There were certain unique challenges Wilm experienced as a visually-impaired teacher candidate. While teaching History 30 at Mont Royal Collegiate, she discovered the curriculum was over 30 years old.

“I tried to go online and look at the curriculum and the pdf images were so old that my computer couldn’t read them,” said Wilm. “It wasn’t accessible for me. It was really nerve-wracking.”

After exhausting all options to find an accessible History 30 curriculum in the province, she turned to her husband and partner Kyle Wilm for help.

“My husband was really my eyes with that curriculum, just like he was throughout my entire learning journey. He was my eyes whenever I needed help with something. When I had to take pictures, do slide shows, he’s always there for me,” shared Wilm.

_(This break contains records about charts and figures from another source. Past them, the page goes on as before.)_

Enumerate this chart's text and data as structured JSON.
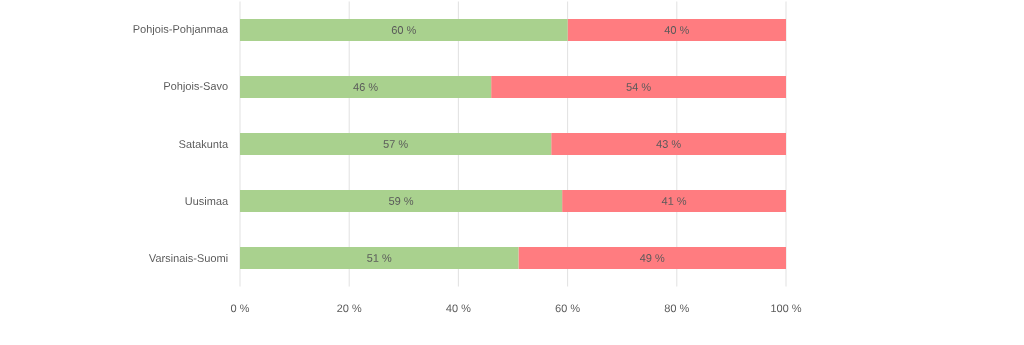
{
  "chart_data": {
    "type": "bar",
    "orientation": "horizontal",
    "stacked": true,
    "categories": [
      "Pohjois-Pohjanmaa",
      "Pohjois-Savo",
      "Satakunta",
      "Uusimaa",
      "Varsinais-Suomi"
    ],
    "series": [
      {
        "color": "#a9d18e",
        "values": [
          60,
          46,
          57,
          59,
          51
        ],
        "value_labels": [
          "60 %",
          "46 %",
          "57 %",
          "59 %",
          "51 %"
        ]
      },
      {
        "color": "#ff7c80",
        "values": [
          40,
          54,
          43,
          41,
          49
        ],
        "value_labels": [
          "40 %",
          "54 %",
          "43 %",
          "41 %",
          "49 %"
        ]
      }
    ],
    "xlim": [
      0,
      100
    ],
    "xticks": [
      {
        "value": 0,
        "label": "0 %"
      },
      {
        "value": 20,
        "label": "20 %"
      },
      {
        "value": 40,
        "label": "40 %"
      },
      {
        "value": 60,
        "label": "60 %"
      },
      {
        "value": 80,
        "label": "80 %"
      },
      {
        "value": 100,
        "label": "100 %"
      }
    ],
    "grid": "x"
  }
}
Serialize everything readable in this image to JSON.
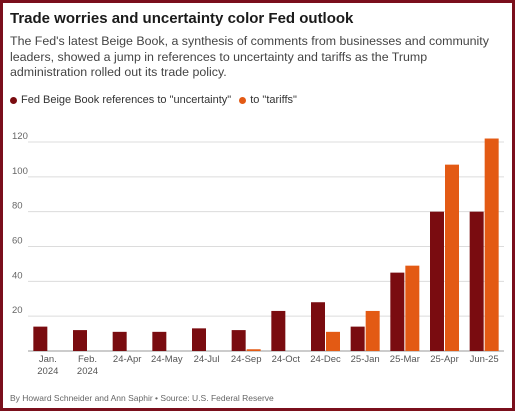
{
  "header": {
    "title": "Trade worries and uncertainty color Fed outlook",
    "subtitle": "The Fed's latest Beige Book, a synthesis of comments from businesses and community leaders, showed a jump in references to uncertainty and tariffs as the Trump administration rolled out its trade policy."
  },
  "legend": {
    "uncertainty": "Fed Beige Book references to \"uncertainty\"",
    "tariffs": "to \"tariffs\""
  },
  "footer": {
    "credit": "By Howard Schneider and Ann Saphir • Source: U.S. Federal Reserve"
  },
  "colors": {
    "uncertainty": "#7a0c10",
    "tariffs": "#e35a14",
    "grid": "#dcdcdc",
    "frame": "#7a0f1c"
  },
  "chart_data": {
    "type": "bar",
    "categories": [
      "Jan. 2024",
      "Feb. 2024",
      "24-Apr",
      "24-May",
      "24-Jul",
      "24-Sep",
      "24-Oct",
      "24-Dec",
      "25-Jan",
      "25-Mar",
      "25-Apr",
      "Jun-25"
    ],
    "category_lines": [
      [
        "Jan.",
        "2024"
      ],
      [
        "Feb.",
        "2024"
      ],
      [
        "24-Apr"
      ],
      [
        "24-May"
      ],
      [
        "24-Jul"
      ],
      [
        "24-Sep"
      ],
      [
        "24-Oct"
      ],
      [
        "24-Dec"
      ],
      [
        "25-Jan"
      ],
      [
        "25-Mar"
      ],
      [
        "25-Apr"
      ],
      [
        "Jun-25"
      ]
    ],
    "series": [
      {
        "name": "Fed Beige Book references to \"uncertainty\"",
        "key": "uncertainty",
        "values": [
          14,
          12,
          11,
          11,
          13,
          12,
          23,
          28,
          14,
          45,
          80,
          80
        ]
      },
      {
        "name": "to \"tariffs\"",
        "key": "tariffs",
        "values": [
          0,
          0,
          0,
          0,
          0,
          1,
          0,
          11,
          23,
          49,
          107,
          122
        ]
      }
    ],
    "yticks": [
      20,
      40,
      60,
      80,
      100,
      120
    ],
    "ylim": [
      0,
      130
    ],
    "grid": true,
    "legend_position": "top-left"
  }
}
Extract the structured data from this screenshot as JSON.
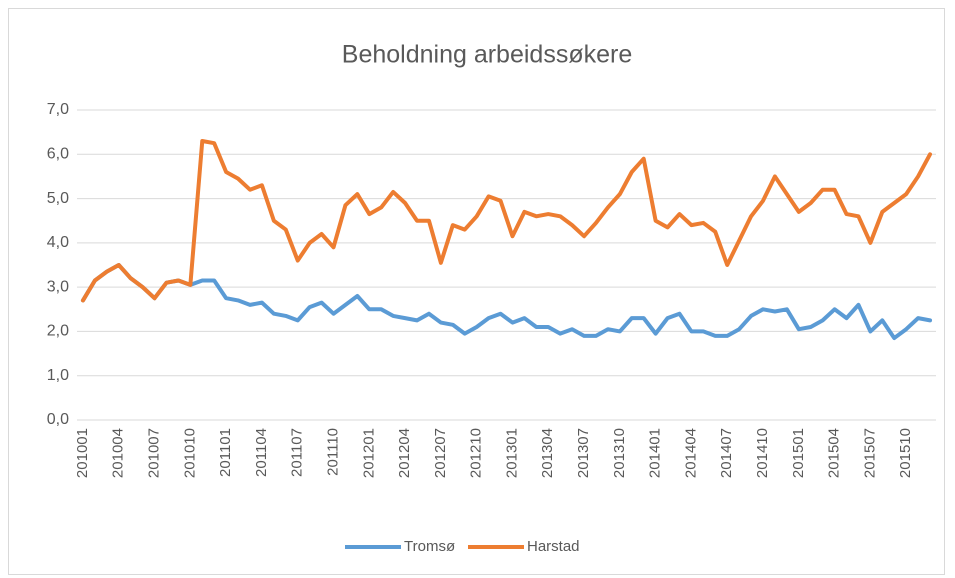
{
  "chart_data": {
    "type": "line",
    "title": "Beholdning arbeidssøkere",
    "categories": [
      "201001",
      null,
      null,
      "201004",
      null,
      null,
      "201007",
      null,
      null,
      "201010",
      null,
      null,
      "201101",
      null,
      null,
      "201104",
      null,
      null,
      "201107",
      null,
      null,
      "201110",
      null,
      null,
      "201201",
      null,
      null,
      "201204",
      null,
      null,
      "201207",
      null,
      null,
      "201210",
      null,
      null,
      "201301",
      null,
      null,
      "201304",
      null,
      null,
      "201307",
      null,
      null,
      "201310",
      null,
      null,
      "201401",
      null,
      null,
      "201404",
      null,
      null,
      "201407",
      null,
      null,
      "201410",
      null,
      null,
      "201501",
      null,
      null,
      "201504",
      null,
      null,
      "201507",
      null,
      null,
      "201510",
      null,
      null
    ],
    "series": [
      {
        "name": "Tromsø",
        "color": "#5b9bd5",
        "values": [
          2.7,
          3.15,
          3.35,
          3.5,
          3.2,
          3.0,
          2.75,
          3.1,
          3.15,
          3.05,
          3.15,
          3.15,
          2.75,
          2.7,
          2.6,
          2.65,
          2.4,
          2.35,
          2.25,
          2.55,
          2.65,
          2.4,
          2.6,
          2.8,
          2.5,
          2.5,
          2.35,
          2.3,
          2.25,
          2.4,
          2.2,
          2.15,
          1.95,
          2.1,
          2.3,
          2.4,
          2.2,
          2.3,
          2.1,
          2.1,
          1.95,
          2.05,
          1.9,
          1.9,
          2.05,
          2.0,
          2.3,
          2.3,
          1.95,
          2.3,
          2.4,
          2.0,
          2.0,
          1.9,
          1.9,
          2.05,
          2.35,
          2.5,
          2.45,
          2.5,
          2.05,
          2.1,
          2.25,
          2.5,
          2.3,
          2.6,
          2.0,
          2.25,
          1.85,
          2.05,
          2.3,
          2.25
        ]
      },
      {
        "name": "Harstad",
        "color": "#ed7d31",
        "values": [
          2.7,
          3.15,
          3.35,
          3.5,
          3.2,
          3.0,
          2.75,
          3.1,
          3.15,
          3.05,
          6.3,
          6.25,
          5.6,
          5.45,
          5.2,
          5.3,
          4.5,
          4.3,
          3.6,
          4.0,
          4.2,
          3.9,
          4.85,
          5.1,
          4.65,
          4.8,
          5.15,
          4.9,
          4.5,
          4.5,
          3.55,
          4.4,
          4.3,
          4.6,
          5.05,
          4.95,
          4.15,
          4.7,
          4.6,
          4.65,
          4.6,
          4.4,
          4.15,
          4.45,
          4.8,
          5.1,
          5.6,
          5.9,
          4.5,
          4.35,
          4.65,
          4.4,
          4.45,
          4.25,
          3.5,
          4.05,
          4.6,
          4.95,
          5.5,
          5.1,
          4.7,
          4.9,
          5.2,
          5.2,
          4.65,
          4.6,
          4.0,
          4.7,
          4.9,
          5.1,
          5.5,
          6.0
        ]
      }
    ],
    "ylim": [
      0,
      7
    ],
    "yticks": [
      {
        "value": 0,
        "label": "0,0"
      },
      {
        "value": 1,
        "label": "1,0"
      },
      {
        "value": 2,
        "label": "2,0"
      },
      {
        "value": 3,
        "label": "3,0"
      },
      {
        "value": 4,
        "label": "4,0"
      },
      {
        "value": 5,
        "label": "5,0"
      },
      {
        "value": 6,
        "label": "6,0"
      },
      {
        "value": 7,
        "label": "7,0"
      }
    ],
    "grid": true,
    "legend": "bottom"
  }
}
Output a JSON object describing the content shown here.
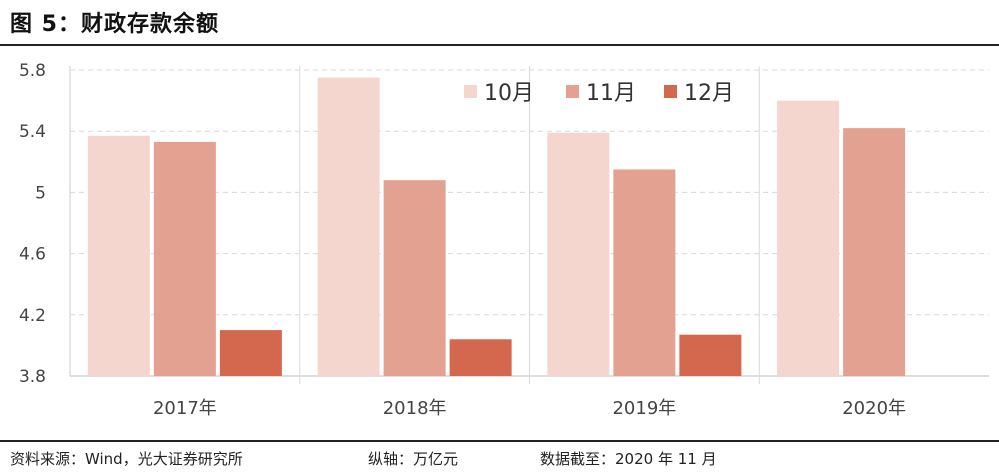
{
  "title": "图 5：财政存款余额",
  "footer": {
    "source": "资料来源：Wind，光大证券研究所",
    "unit": "纵轴：万亿元",
    "cutoff": "数据截至：2020 年 11 月"
  },
  "chart_data": {
    "type": "bar",
    "categories": [
      "2017年",
      "2018年",
      "2019年",
      "2020年"
    ],
    "series": [
      {
        "name": "10月",
        "color": "#f5d6cf",
        "values": [
          5.37,
          5.75,
          5.39,
          5.6
        ]
      },
      {
        "name": "11月",
        "color": "#e3a291",
        "values": [
          5.33,
          5.08,
          5.15,
          5.42
        ]
      },
      {
        "name": "12月",
        "color": "#d4684e",
        "values": [
          4.1,
          4.04,
          4.07,
          null
        ]
      }
    ],
    "yticks": [
      "3.8",
      "4.2",
      "4.6",
      "5",
      "5.4",
      "5.8"
    ],
    "ylim": [
      3.8,
      5.8
    ],
    "grid": true,
    "legend": "top-right"
  }
}
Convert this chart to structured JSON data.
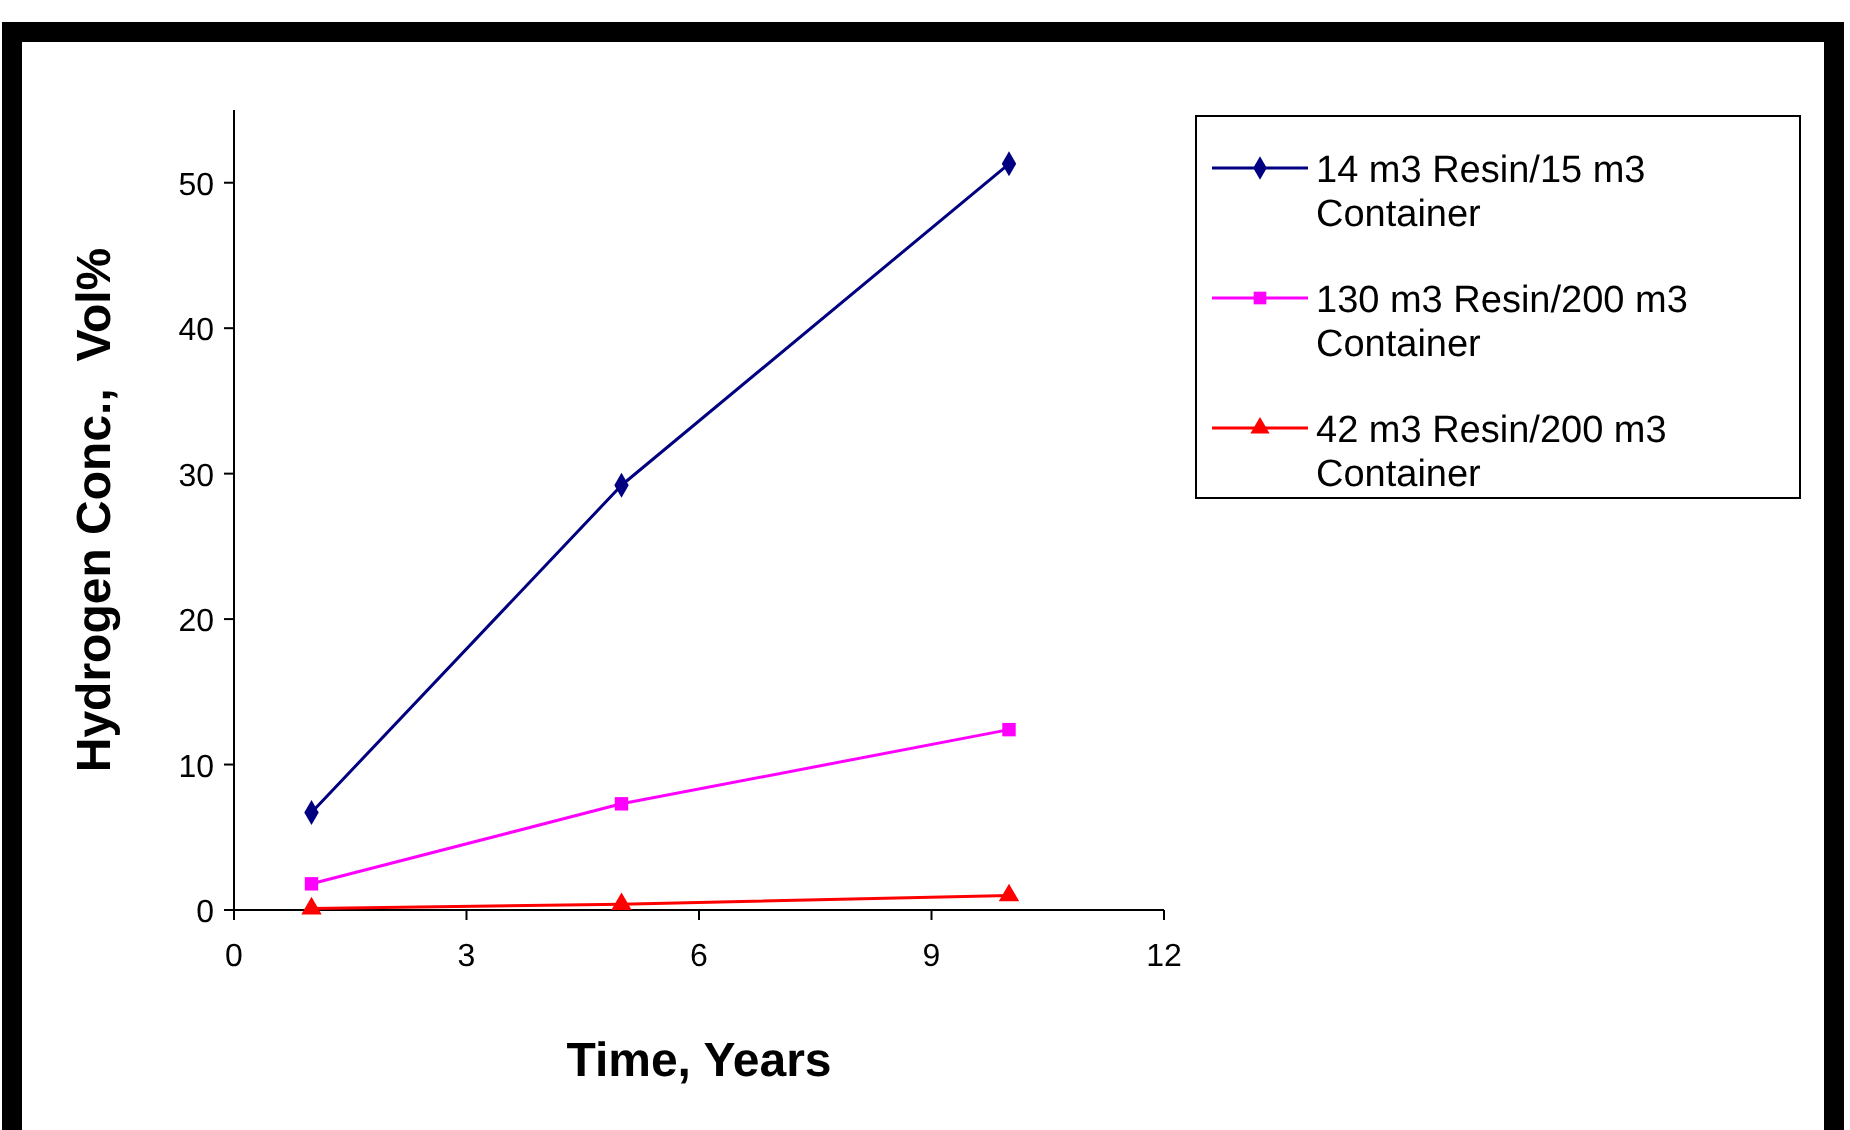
{
  "chart_data": {
    "type": "line",
    "xlabel": "Time, Years",
    "ylabel": "Hydrogen Conc.,  Vol%",
    "x": [
      1,
      5,
      10
    ],
    "series": [
      {
        "name": "14 m3 Resin/15 m3 Container",
        "color": "#000080",
        "values": [
          6.7,
          29.2,
          51.3
        ],
        "marker": "diamond"
      },
      {
        "name": "130 m3 Resin/200 m3 Container",
        "color": "#ff00ff",
        "values": [
          1.8,
          7.3,
          12.4
        ],
        "marker": "square"
      },
      {
        "name": "42 m3 Resin/200 m3 Container",
        "color": "#ff0000",
        "values": [
          0.1,
          0.4,
          1.0
        ],
        "marker": "triangle"
      }
    ],
    "xlim": [
      0,
      12
    ],
    "xticks": [
      0,
      3,
      6,
      9,
      12
    ],
    "ylim": [
      0,
      55
    ],
    "yticks": [
      0,
      10,
      20,
      30,
      40,
      50
    ],
    "grid": false,
    "legend": "right",
    "line_style": "solid"
  }
}
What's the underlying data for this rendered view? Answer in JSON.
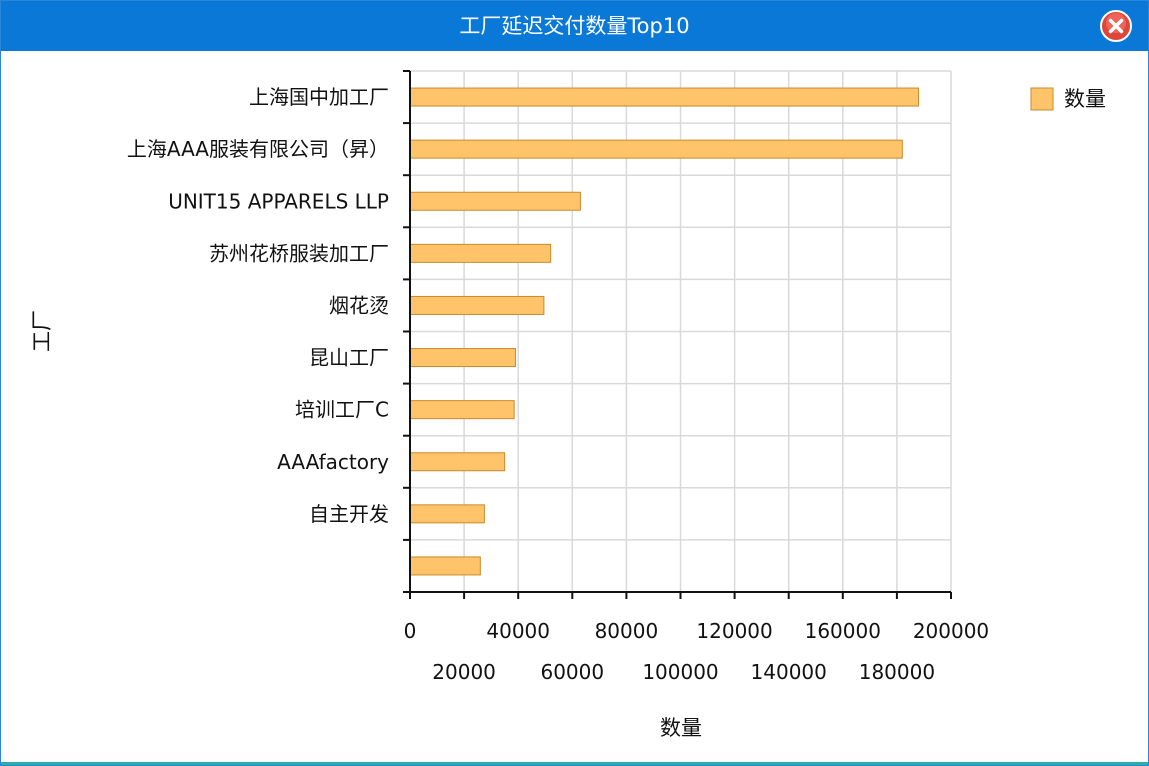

Wilm and Loewen, along with their seven-year-old son Chris, hope to move back to her home community.

“I hope to find work there, or at least in the surrounding areas,” said Wilm. “My husband and I, we love the outdoors and we find ourselves really missing family. We do hope to move back for my son to be closer to his cousins and to my parents.”

Wilm is excited for what the future holds and is still a bit overwhelmed by what she’s achieved.

“I feel sad and happy, in a good way. I’m doing what I want to do,” said Wilm. “It took me a long time to get here and it took a lot of trial and error and a lot of obstacles. It still feels kind of unbelievable to me.”